GCHSAA Hosts Girls’ Hoops Games on Long Island

  • A return to GCHSAA basketball action tipped off on Friday, April 30 as Christ the King H.S. and Nazareth H.S. took the floor at Island Garden in West Hempstead, L.I. (Photos: Jim Mancari)

After months of patiently waiting, both boys’ and girls’ Catholic high school basketball has returned. It may only be for a short time, but as the league’s coaches agree: Something is better than nothing.

The boys’ CHSAA is currently hosting a mini-tournament at Archbishop Stepinac H.S., White Plains, N.Y. For the girls, the GCHSAA reserved the past several weekends at Island Garden in West Hempstead, L.I., for a series of exhibition games to get the girls back on the court.

With the support of GCHSAA Executive Director Dom Vulpis and President Denise Hillig, JoAnn Arbitello-Pinnock, head varsity basketball coach at The Mary Louis Academy (TMLA), Jamaica Estates, organized the games while of course keeping everyone’s safety in mind.

“Throughout the months of COVID, the other coaches and I kept in contact, and we really wanted to make sure the girls – especially the seniors – had an opportunity to put on the uniform for one last time,” Arbitello-Pinnock said.

Just like the boys who are playing in Westchester, the girls had to find a location outside of New York City given the N.Y.C. Department of Health’s restrictions on high-risk indoor sports. Luckily, the folks at Island Garden were more than happy to welcome the GCHSAA teams.

All throughout the winter, the girls’ teams kept their skills sharp in hopes that approval for a return to play would come sooner rather than later. That call finally came, and the teams jumped at the opportunity to play some hoops.

“All our kids opted in; that’s how excited they were,” said Msgr. McClancy H.S., East Elmhurst, head varsity basketball coach Dewey Hopkins. “They were working in cohorts. We really could never get the entire team together. They did a lot on their own just to stay in shape in hopes that we would have a season.”

“Of course I was happy because we all have been working on our game individually, and when we got to come together, it was just unbelievable,” said Msgr. McClancy senior shooting guard Grace Kennedy.

Twelve varsity girls’ teams from the diocesan GCHSAA have been competing along with three additional teams from the Archdiocese of New York. The games might not have the same rivalry feel as they would during a normal GCHSAA playoff season, but in the COVID-19 landscape, it’s a victory just to see the student-athletes back on the floor.

“They were excited because they had been preparing since as early as September, whether it was individually or in a small group trying to train and prepare under the circumstances,” said Joe Harnischfeger, head varsity girls’ coach at Archbishop Molloy H.S., Briarwood. “I admire their perseverance. They were enthused and enjoyed the workouts as they tried to prepare as best they could.”

Rather than set this up as a road-to-the-championship-style tournament, the coaches agreed to have an exhibition series, since many student-athletes are currently playing other spring sports as well. In this way, the students – especially the seniors – who have waited so long to return to play would not have to choose only one sport.
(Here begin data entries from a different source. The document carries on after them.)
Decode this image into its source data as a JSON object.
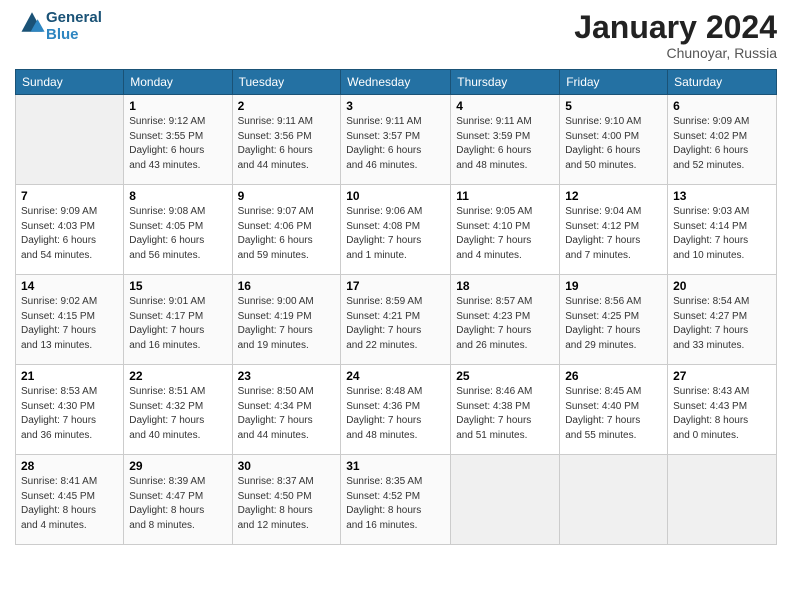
{
  "logo": {
    "text1": "General",
    "text2": "Blue"
  },
  "title": "January 2024",
  "location": "Chunoyar, Russia",
  "days_of_week": [
    "Sunday",
    "Monday",
    "Tuesday",
    "Wednesday",
    "Thursday",
    "Friday",
    "Saturday"
  ],
  "weeks": [
    [
      {
        "day": "",
        "info": ""
      },
      {
        "day": "1",
        "info": "Sunrise: 9:12 AM\nSunset: 3:55 PM\nDaylight: 6 hours\nand 43 minutes."
      },
      {
        "day": "2",
        "info": "Sunrise: 9:11 AM\nSunset: 3:56 PM\nDaylight: 6 hours\nand 44 minutes."
      },
      {
        "day": "3",
        "info": "Sunrise: 9:11 AM\nSunset: 3:57 PM\nDaylight: 6 hours\nand 46 minutes."
      },
      {
        "day": "4",
        "info": "Sunrise: 9:11 AM\nSunset: 3:59 PM\nDaylight: 6 hours\nand 48 minutes."
      },
      {
        "day": "5",
        "info": "Sunrise: 9:10 AM\nSunset: 4:00 PM\nDaylight: 6 hours\nand 50 minutes."
      },
      {
        "day": "6",
        "info": "Sunrise: 9:09 AM\nSunset: 4:02 PM\nDaylight: 6 hours\nand 52 minutes."
      }
    ],
    [
      {
        "day": "7",
        "info": "Sunrise: 9:09 AM\nSunset: 4:03 PM\nDaylight: 6 hours\nand 54 minutes."
      },
      {
        "day": "8",
        "info": "Sunrise: 9:08 AM\nSunset: 4:05 PM\nDaylight: 6 hours\nand 56 minutes."
      },
      {
        "day": "9",
        "info": "Sunrise: 9:07 AM\nSunset: 4:06 PM\nDaylight: 6 hours\nand 59 minutes."
      },
      {
        "day": "10",
        "info": "Sunrise: 9:06 AM\nSunset: 4:08 PM\nDaylight: 7 hours\nand 1 minute."
      },
      {
        "day": "11",
        "info": "Sunrise: 9:05 AM\nSunset: 4:10 PM\nDaylight: 7 hours\nand 4 minutes."
      },
      {
        "day": "12",
        "info": "Sunrise: 9:04 AM\nSunset: 4:12 PM\nDaylight: 7 hours\nand 7 minutes."
      },
      {
        "day": "13",
        "info": "Sunrise: 9:03 AM\nSunset: 4:14 PM\nDaylight: 7 hours\nand 10 minutes."
      }
    ],
    [
      {
        "day": "14",
        "info": "Sunrise: 9:02 AM\nSunset: 4:15 PM\nDaylight: 7 hours\nand 13 minutes."
      },
      {
        "day": "15",
        "info": "Sunrise: 9:01 AM\nSunset: 4:17 PM\nDaylight: 7 hours\nand 16 minutes."
      },
      {
        "day": "16",
        "info": "Sunrise: 9:00 AM\nSunset: 4:19 PM\nDaylight: 7 hours\nand 19 minutes."
      },
      {
        "day": "17",
        "info": "Sunrise: 8:59 AM\nSunset: 4:21 PM\nDaylight: 7 hours\nand 22 minutes."
      },
      {
        "day": "18",
        "info": "Sunrise: 8:57 AM\nSunset: 4:23 PM\nDaylight: 7 hours\nand 26 minutes."
      },
      {
        "day": "19",
        "info": "Sunrise: 8:56 AM\nSunset: 4:25 PM\nDaylight: 7 hours\nand 29 minutes."
      },
      {
        "day": "20",
        "info": "Sunrise: 8:54 AM\nSunset: 4:27 PM\nDaylight: 7 hours\nand 33 minutes."
      }
    ],
    [
      {
        "day": "21",
        "info": "Sunrise: 8:53 AM\nSunset: 4:30 PM\nDaylight: 7 hours\nand 36 minutes."
      },
      {
        "day": "22",
        "info": "Sunrise: 8:51 AM\nSunset: 4:32 PM\nDaylight: 7 hours\nand 40 minutes."
      },
      {
        "day": "23",
        "info": "Sunrise: 8:50 AM\nSunset: 4:34 PM\nDaylight: 7 hours\nand 44 minutes."
      },
      {
        "day": "24",
        "info": "Sunrise: 8:48 AM\nSunset: 4:36 PM\nDaylight: 7 hours\nand 48 minutes."
      },
      {
        "day": "25",
        "info": "Sunrise: 8:46 AM\nSunset: 4:38 PM\nDaylight: 7 hours\nand 51 minutes."
      },
      {
        "day": "26",
        "info": "Sunrise: 8:45 AM\nSunset: 4:40 PM\nDaylight: 7 hours\nand 55 minutes."
      },
      {
        "day": "27",
        "info": "Sunrise: 8:43 AM\nSunset: 4:43 PM\nDaylight: 8 hours\nand 0 minutes."
      }
    ],
    [
      {
        "day": "28",
        "info": "Sunrise: 8:41 AM\nSunset: 4:45 PM\nDaylight: 8 hours\nand 4 minutes."
      },
      {
        "day": "29",
        "info": "Sunrise: 8:39 AM\nSunset: 4:47 PM\nDaylight: 8 hours\nand 8 minutes."
      },
      {
        "day": "30",
        "info": "Sunrise: 8:37 AM\nSunset: 4:50 PM\nDaylight: 8 hours\nand 12 minutes."
      },
      {
        "day": "31",
        "info": "Sunrise: 8:35 AM\nSunset: 4:52 PM\nDaylight: 8 hours\nand 16 minutes."
      },
      {
        "day": "",
        "info": ""
      },
      {
        "day": "",
        "info": ""
      },
      {
        "day": "",
        "info": ""
      }
    ]
  ]
}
As part of the series of games, each team played in a Senior Day game to recognize the commitment of their seniors over the past four years. Though it may have looked a bit different than a regular Senior Day, the schools and league still got the chance to wish their seniors well one last time.
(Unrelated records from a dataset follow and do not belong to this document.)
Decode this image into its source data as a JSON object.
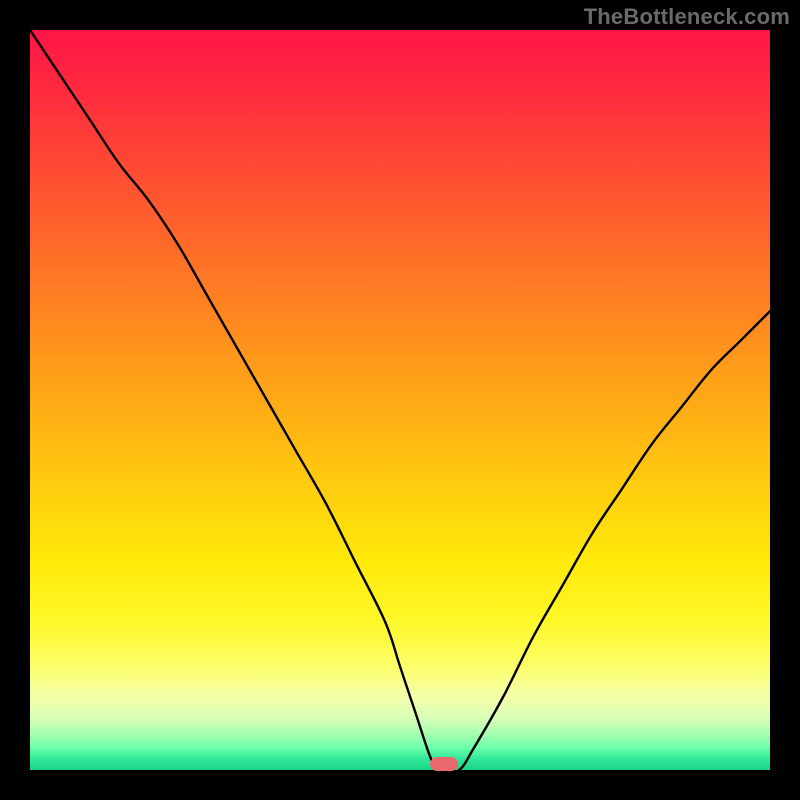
{
  "watermark": "TheBottleneck.com",
  "chart_data": {
    "type": "line",
    "title": "",
    "xlabel": "",
    "ylabel": "",
    "xlim": [
      0,
      100
    ],
    "ylim": [
      0,
      100
    ],
    "grid": false,
    "x": [
      0,
      4,
      8,
      12,
      16,
      20,
      24,
      28,
      32,
      36,
      40,
      44,
      48,
      50,
      52,
      54,
      55,
      56,
      58,
      60,
      64,
      68,
      72,
      76,
      80,
      84,
      88,
      92,
      96,
      100
    ],
    "values": [
      100,
      94,
      88,
      82,
      77,
      71,
      64,
      57,
      50,
      43,
      36,
      28,
      20,
      14,
      8,
      2,
      0,
      0,
      0,
      3,
      10,
      18,
      25,
      32,
      38,
      44,
      49,
      54,
      58,
      62
    ],
    "minimum_marker": {
      "x": 56,
      "y": 0
    },
    "gradient_colors": {
      "top": "#ff1547",
      "mid": "#ffea0a",
      "bottom": "#1cd488"
    }
  }
}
“It’s such a blessing, especially since I really didn’t expect to have anything this season,” said Archbishop Molloy senior forward/center and team captain Maya Cwalina. “Honestly this was my favorite season of playing basketball because practicing and working out together during these uncertain times has made the team a lot closer and has allowed us to bond.”

The series of games has been contingent upon a number of safety protocols. Only two spectators per student-athlete are allowed in the gymnasium, with social distancing enforced. Once one game ends, everyone clears out and officials sanitize the benches and basketballs before the next team comes in with their fans. Spectators must wear masks, and even the players are encouraged to wear a mask if they’re able to tolerate it.
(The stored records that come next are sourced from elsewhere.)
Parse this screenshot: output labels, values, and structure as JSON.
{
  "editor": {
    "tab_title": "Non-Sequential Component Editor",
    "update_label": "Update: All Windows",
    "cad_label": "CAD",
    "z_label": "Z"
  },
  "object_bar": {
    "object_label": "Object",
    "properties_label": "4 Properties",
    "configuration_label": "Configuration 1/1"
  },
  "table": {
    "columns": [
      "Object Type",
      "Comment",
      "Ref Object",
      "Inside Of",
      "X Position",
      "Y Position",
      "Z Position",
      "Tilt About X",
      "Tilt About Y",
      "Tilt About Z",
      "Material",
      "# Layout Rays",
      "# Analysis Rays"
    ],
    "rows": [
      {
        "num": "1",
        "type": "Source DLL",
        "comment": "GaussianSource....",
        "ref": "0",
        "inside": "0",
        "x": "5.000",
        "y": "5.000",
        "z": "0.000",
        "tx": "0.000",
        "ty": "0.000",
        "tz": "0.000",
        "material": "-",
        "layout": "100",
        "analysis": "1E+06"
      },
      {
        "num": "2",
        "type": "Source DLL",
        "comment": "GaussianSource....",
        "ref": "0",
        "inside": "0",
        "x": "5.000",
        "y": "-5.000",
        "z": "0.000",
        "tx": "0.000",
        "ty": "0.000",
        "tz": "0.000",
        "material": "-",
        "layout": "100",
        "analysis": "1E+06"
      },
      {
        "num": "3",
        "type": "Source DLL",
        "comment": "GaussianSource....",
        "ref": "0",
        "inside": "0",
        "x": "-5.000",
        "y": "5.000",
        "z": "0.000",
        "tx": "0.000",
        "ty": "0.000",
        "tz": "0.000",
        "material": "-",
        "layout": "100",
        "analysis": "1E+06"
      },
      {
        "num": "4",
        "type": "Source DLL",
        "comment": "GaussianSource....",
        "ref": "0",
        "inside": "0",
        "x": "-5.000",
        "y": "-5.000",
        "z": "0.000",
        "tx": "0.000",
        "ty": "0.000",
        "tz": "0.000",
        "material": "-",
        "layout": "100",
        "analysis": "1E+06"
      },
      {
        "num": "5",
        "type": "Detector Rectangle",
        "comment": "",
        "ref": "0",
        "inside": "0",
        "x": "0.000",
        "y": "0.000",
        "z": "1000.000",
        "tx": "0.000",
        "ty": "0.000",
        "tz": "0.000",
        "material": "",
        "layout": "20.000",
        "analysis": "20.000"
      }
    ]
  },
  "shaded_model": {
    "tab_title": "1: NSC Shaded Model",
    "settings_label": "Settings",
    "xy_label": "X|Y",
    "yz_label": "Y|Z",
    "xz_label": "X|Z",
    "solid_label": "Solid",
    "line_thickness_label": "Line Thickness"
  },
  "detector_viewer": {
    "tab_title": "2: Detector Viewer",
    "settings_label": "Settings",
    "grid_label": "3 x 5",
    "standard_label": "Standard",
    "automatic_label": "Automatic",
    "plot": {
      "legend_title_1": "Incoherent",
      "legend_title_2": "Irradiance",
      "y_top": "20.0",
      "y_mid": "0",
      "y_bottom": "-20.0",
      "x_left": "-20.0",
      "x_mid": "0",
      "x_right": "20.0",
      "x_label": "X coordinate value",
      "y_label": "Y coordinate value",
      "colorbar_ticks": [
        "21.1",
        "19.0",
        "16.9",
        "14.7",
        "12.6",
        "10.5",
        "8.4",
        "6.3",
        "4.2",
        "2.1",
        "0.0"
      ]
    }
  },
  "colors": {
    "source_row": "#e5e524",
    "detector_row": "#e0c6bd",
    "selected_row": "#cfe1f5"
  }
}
It’s been a tough year for the GCHSAA and especially TMLA. Last March, TMLA Athletic Director Joe Lewinger died at the age of 42 from COVID-19, sending shockwaves through the school community and the entire Catholic League. The school’s assistant basketball coach Dave Edwards also passed away last year at age 48. The recent games have served as a tribute to these men as well as all those lost to the coronavirus.

“I almost feel like this is a new beginning for us,” Arbitello-Pinnock said. “For the girls and the coaches, this is something mentally fulfilling. All of our coaches are very dedicated and miss being on the sidelines with their teams.

“The girls miss us too. They miss the excitement and competitiveness. I’m really excited for the entire league and girls’ basketball to be able to put our best foot forward to get out there again.”